The owners mention Continuing Health Care; the sisters take on the care services in order to secure CHC funding for Mary which they get and Mary is able to go into the much nicer nursing home. Of course without anyone to advocate for her, Mary would have stayed in the first care home, the one where the manager tells Jenny they can’t cope because the owner won’t pay for more staff. People ageing without children are 25% more likely to go into a care home as their unpaid care networks made up of wider kin and friends tend to fall away as needs increase.
A contrast is also drawn between Jenny a single mum who is shown always with a home setting and Claire her sister who we learn is childless (we discover near the end her lack of children isn’t a choice) and is often shown at work or out having fun. Claire is portrayed as being unable to cope with her mum and leaving the vast majority of the care to Jenny. In reality, people without children are between 20-40% more likely to be the carers for their elderly parents Childlessness and upward intergenerational support: cross-national evidence from 11 European countries https://www.cambridge.org/core/journals/ageing-and-society/article/childlessness-and-upward-intergenerational-support-crossnational-evidence-from-11-european-countries/56F1FF0ED1A2BD301430F8563AACAF6F and it was beyond disappointing to see childless women portrayed yet again in such a stereotypical way. The “tightrope generation”, those people caring for their parents but without the safety net of their own children really are the forgotten carers.
Overall, it was impossible to watch Care and not be left deeply worried and upset about the future for people who don’t have a Jenny or a Claire.

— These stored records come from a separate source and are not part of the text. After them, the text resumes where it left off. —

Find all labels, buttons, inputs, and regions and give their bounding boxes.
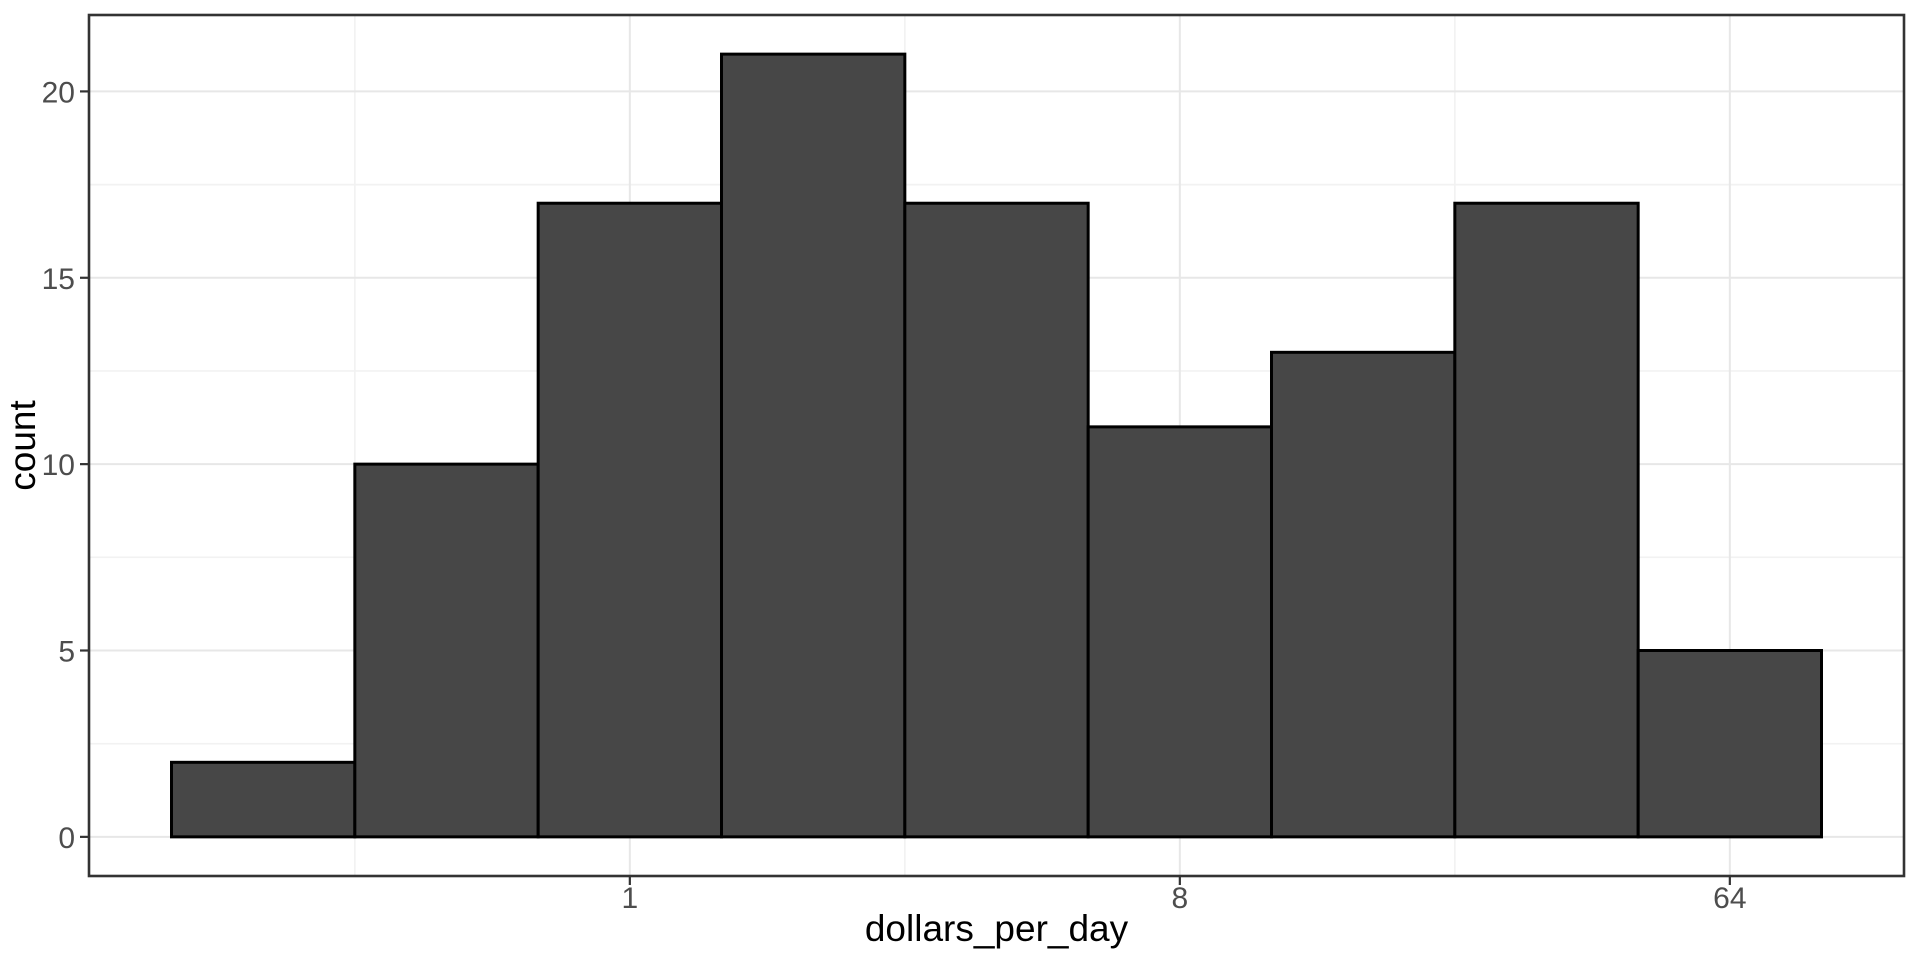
histogram-bar bbox=[1636, 649, 1823, 839]
histogram-bar bbox=[1086, 425, 1273, 839]
histogram-bar bbox=[1453, 201, 1640, 839]
y-axis-title: count bbox=[2, 400, 43, 491]
histogram-bar bbox=[903, 201, 1090, 839]
histogram-bar bbox=[1270, 350, 1457, 839]
y-tick-label: 20 bbox=[42, 76, 75, 109]
x-tick-label: 8 bbox=[1171, 882, 1188, 915]
histogram-bar bbox=[170, 760, 357, 839]
y-tick-label: 5 bbox=[58, 636, 75, 669]
x-tick-label: 1 bbox=[621, 882, 638, 915]
y-tick-label: 10 bbox=[42, 449, 75, 482]
histogram-bar bbox=[720, 52, 907, 839]
axis-tick-marks bbox=[80, 90, 1731, 885]
histogram-bar bbox=[353, 462, 540, 839]
histogram-bar bbox=[536, 201, 724, 839]
panel-border bbox=[87, 13, 1906, 878]
y-tick-label: 0 bbox=[58, 822, 75, 855]
x-axis-title: dollars_per_day bbox=[865, 908, 1129, 949]
axis-tick-labels: 1 8 64 0 5 10 15 20 bbox=[42, 76, 1747, 915]
histogram-bars bbox=[170, 52, 1823, 839]
x-tick-label: 64 bbox=[1713, 882, 1746, 915]
y-tick-label: 15 bbox=[42, 263, 75, 296]
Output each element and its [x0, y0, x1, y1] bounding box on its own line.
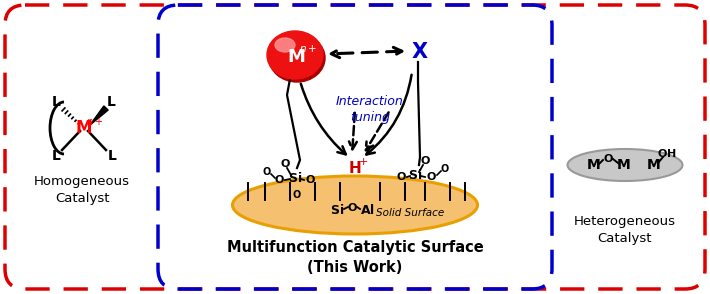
Text: O: O — [263, 167, 271, 177]
Text: L: L — [107, 149, 116, 163]
Text: $\mathbf{OH}$: $\mathbf{OH}$ — [657, 147, 677, 159]
Polygon shape — [90, 106, 108, 125]
Text: Heterogeneous
Catalyst: Heterogeneous Catalyst — [574, 215, 676, 245]
Text: $\mathbf{Si}$: $\mathbf{Si}$ — [330, 203, 344, 217]
Text: $n+$: $n+$ — [299, 43, 317, 54]
Text: $+$: $+$ — [358, 156, 368, 166]
Text: Interaction
tuning: Interaction tuning — [336, 95, 404, 124]
Text: $\mathbf{O}$: $\mathbf{O}$ — [603, 152, 613, 164]
Text: $\mathbf{H}$: $\mathbf{H}$ — [349, 160, 361, 176]
Text: O: O — [293, 190, 301, 200]
Ellipse shape — [275, 38, 295, 52]
Text: L: L — [52, 149, 60, 163]
Text: $\mathbf{Si}$: $\mathbf{Si}$ — [408, 168, 422, 182]
Ellipse shape — [567, 149, 682, 181]
FancyArrowPatch shape — [301, 84, 346, 154]
Text: $\mathbf{M}$: $\mathbf{M}$ — [586, 158, 600, 172]
Text: O: O — [274, 175, 284, 185]
Text: O: O — [420, 156, 430, 166]
Text: L: L — [52, 95, 60, 109]
Text: $\mathbf{Si}$: $\mathbf{Si}$ — [288, 171, 302, 185]
FancyArrowPatch shape — [349, 113, 356, 149]
Text: $\mathbf{M}$: $\mathbf{M}$ — [287, 48, 305, 66]
Text: $\mathbf{M}$: $\mathbf{M}$ — [75, 119, 92, 137]
FancyArrowPatch shape — [366, 75, 412, 155]
Text: L: L — [106, 95, 116, 109]
Text: O: O — [426, 172, 436, 182]
FancyArrowPatch shape — [366, 112, 388, 150]
Text: O: O — [305, 175, 315, 185]
Text: $\mathbf{M}$: $\mathbf{M}$ — [616, 158, 630, 172]
Text: Solid Surface: Solid Surface — [376, 208, 444, 218]
Text: $\mathbf{Al}$: $\mathbf{Al}$ — [359, 203, 374, 217]
Text: $\mathbf{X}$: $\mathbf{X}$ — [411, 42, 429, 62]
Text: Multifunction Catalytic Surface
(This Work): Multifunction Catalytic Surface (This Wo… — [226, 240, 484, 275]
Text: O: O — [396, 172, 405, 182]
Text: O: O — [441, 164, 449, 174]
Ellipse shape — [267, 31, 323, 79]
Text: $\mathbf{M}$: $\mathbf{M}$ — [645, 158, 660, 172]
Text: Homogeneous
Catalyst: Homogeneous Catalyst — [34, 175, 130, 205]
Text: $n+$: $n+$ — [87, 116, 104, 126]
Ellipse shape — [232, 176, 478, 234]
Text: $\mathbf{O}$: $\mathbf{O}$ — [346, 201, 357, 213]
Text: O: O — [280, 159, 290, 169]
Ellipse shape — [269, 34, 325, 82]
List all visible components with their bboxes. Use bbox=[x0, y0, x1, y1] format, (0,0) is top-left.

Time and again they were shown as being able to give information that only they would know, information about Mary’s personality, interests and hobbies, how she was before the stroke, what kind of food would encourage her to eat, what things might cheer her up. Often they would offer physical comfort; a hug, stroking her hair hand, brushing her hair, something again paid for carers are unlikely to have time for or even be allowed to do. It showed how hard it is, how determined you have to be, how you have to care a huge amount of someone to be willing to go to the lengths they went to for their mother.
The care system is underfunded and unloved and hard enough if you have someone caring about and advocating for you. Without that, it is almost unimaginably difficult.
We have to do better; for people with family, for people without, for all of us. This cannot be the social care future we want.